In 2010, the Ninth Circuit Court of Appeals said: “It’s a recognition of our Founders’ political philosophy that a power greater than government gives the people their inalienable rights.”

Yet, “under God” has been described as a “relic from the Cold War”. This couldn’t be more inaccurate. First of all, by calling it a relic means that it was a key element of a long ago culture, but the cold war ended a mere 25 years ago. Secondly, simply because it was implemented in the era of the Cold War between the U.S. and the world’s communist nations does not mean that it is no longer appropriate in separating the U.S. from the Godless threats in our world such as ISIS, Al Quaeda, or Boko Haram. President Eisenhower moved to include it in 1954 to further separate us from the Godless, and it should be done now as well.

Whenever we remove God from anything, by definition we remove all that is of God – love, joy, peace, patience, long-suffering, etc. – as He is the standard by which all these things are measured. Without such a standard, all these things just become a subjective matter of opinion. As a nation, if we remove God from our identification, we must also get rid of our unalienable rights that He has endowed upon us, that transcend how we are personified by our government. Thusly, by removing God from our society, we invite everything that is not Godly: selfishness, greed, theft, murder, lack of respect for elders, etc.

You see, even Atheist and Evolutionist William Provine stated as recently as 1998 that no ultimate foundation for ethics exists within the Darwinian Atheistic paradigm. He said that this is “so obvious to modern naturalistic evolutionists that I will spend little time defending them.” So, this leaves me wondering the same question as Dave Miller of the Apologetics Press: If there is no foundation upon which to base any ethical conclusions, then how could an atheist label any action or occurrence as “evil,” “bad,” or “wrong”?”

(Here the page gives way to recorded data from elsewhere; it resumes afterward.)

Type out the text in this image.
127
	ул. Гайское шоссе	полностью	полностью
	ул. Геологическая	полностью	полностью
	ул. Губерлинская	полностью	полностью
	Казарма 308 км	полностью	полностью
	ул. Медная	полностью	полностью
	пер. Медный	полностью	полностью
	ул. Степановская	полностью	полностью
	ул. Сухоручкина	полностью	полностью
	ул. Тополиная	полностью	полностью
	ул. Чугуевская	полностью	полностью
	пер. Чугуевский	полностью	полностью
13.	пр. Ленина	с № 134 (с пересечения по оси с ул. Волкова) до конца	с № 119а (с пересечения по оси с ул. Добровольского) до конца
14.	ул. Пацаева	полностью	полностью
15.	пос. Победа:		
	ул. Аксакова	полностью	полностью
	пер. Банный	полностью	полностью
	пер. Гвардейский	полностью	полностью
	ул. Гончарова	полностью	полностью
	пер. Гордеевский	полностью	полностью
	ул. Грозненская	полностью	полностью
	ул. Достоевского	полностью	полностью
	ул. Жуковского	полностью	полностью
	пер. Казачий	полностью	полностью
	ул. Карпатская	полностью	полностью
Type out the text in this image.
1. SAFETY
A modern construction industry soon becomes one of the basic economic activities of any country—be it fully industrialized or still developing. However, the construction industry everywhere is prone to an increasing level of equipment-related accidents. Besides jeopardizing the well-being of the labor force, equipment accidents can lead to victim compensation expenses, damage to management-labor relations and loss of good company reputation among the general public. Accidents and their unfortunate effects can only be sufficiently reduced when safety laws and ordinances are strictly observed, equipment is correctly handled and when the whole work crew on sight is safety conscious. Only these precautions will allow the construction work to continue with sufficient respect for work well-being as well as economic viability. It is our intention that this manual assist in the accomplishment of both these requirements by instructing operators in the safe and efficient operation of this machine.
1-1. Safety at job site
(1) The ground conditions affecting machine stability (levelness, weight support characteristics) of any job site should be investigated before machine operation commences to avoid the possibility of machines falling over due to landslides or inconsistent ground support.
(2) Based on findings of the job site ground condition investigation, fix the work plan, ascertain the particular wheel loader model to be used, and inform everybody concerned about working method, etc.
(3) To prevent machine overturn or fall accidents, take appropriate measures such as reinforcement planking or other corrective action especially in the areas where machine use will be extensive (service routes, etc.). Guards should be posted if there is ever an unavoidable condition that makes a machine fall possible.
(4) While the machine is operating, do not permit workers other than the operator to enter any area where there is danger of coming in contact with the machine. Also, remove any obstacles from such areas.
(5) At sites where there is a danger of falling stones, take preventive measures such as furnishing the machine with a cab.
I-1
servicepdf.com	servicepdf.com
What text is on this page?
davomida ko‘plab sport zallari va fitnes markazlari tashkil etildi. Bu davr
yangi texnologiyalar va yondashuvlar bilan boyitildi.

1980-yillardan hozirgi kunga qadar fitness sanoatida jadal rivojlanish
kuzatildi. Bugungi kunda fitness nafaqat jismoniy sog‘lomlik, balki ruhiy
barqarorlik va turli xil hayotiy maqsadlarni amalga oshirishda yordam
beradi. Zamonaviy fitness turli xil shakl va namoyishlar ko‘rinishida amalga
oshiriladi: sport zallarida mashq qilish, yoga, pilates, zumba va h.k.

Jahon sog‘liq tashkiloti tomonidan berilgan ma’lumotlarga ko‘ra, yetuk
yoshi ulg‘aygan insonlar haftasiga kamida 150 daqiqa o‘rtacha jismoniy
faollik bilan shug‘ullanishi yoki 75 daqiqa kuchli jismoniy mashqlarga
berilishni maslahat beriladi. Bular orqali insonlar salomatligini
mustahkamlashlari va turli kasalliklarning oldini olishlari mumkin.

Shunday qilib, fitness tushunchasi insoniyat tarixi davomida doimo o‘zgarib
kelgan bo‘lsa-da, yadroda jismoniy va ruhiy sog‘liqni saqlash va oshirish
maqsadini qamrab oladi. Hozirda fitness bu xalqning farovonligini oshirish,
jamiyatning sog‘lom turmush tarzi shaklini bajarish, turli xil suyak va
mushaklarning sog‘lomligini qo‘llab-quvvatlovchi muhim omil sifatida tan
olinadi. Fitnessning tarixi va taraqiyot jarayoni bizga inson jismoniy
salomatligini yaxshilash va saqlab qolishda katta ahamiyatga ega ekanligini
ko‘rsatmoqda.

So, as a 21st century American parent, whose number one priority is to instill amazing values and character in my four boys, I pledge to do all that I can to teach them that there is a difference between the Republic that our Flag stands for and the Godless organizations that are scattered across the globe. Our Republic stands in the gap for the oppressed (not the marginalized), upholds liberty and justice, and is indeed One Nation Under God.

For the e-squared media network, I’m Jefferson Drexler.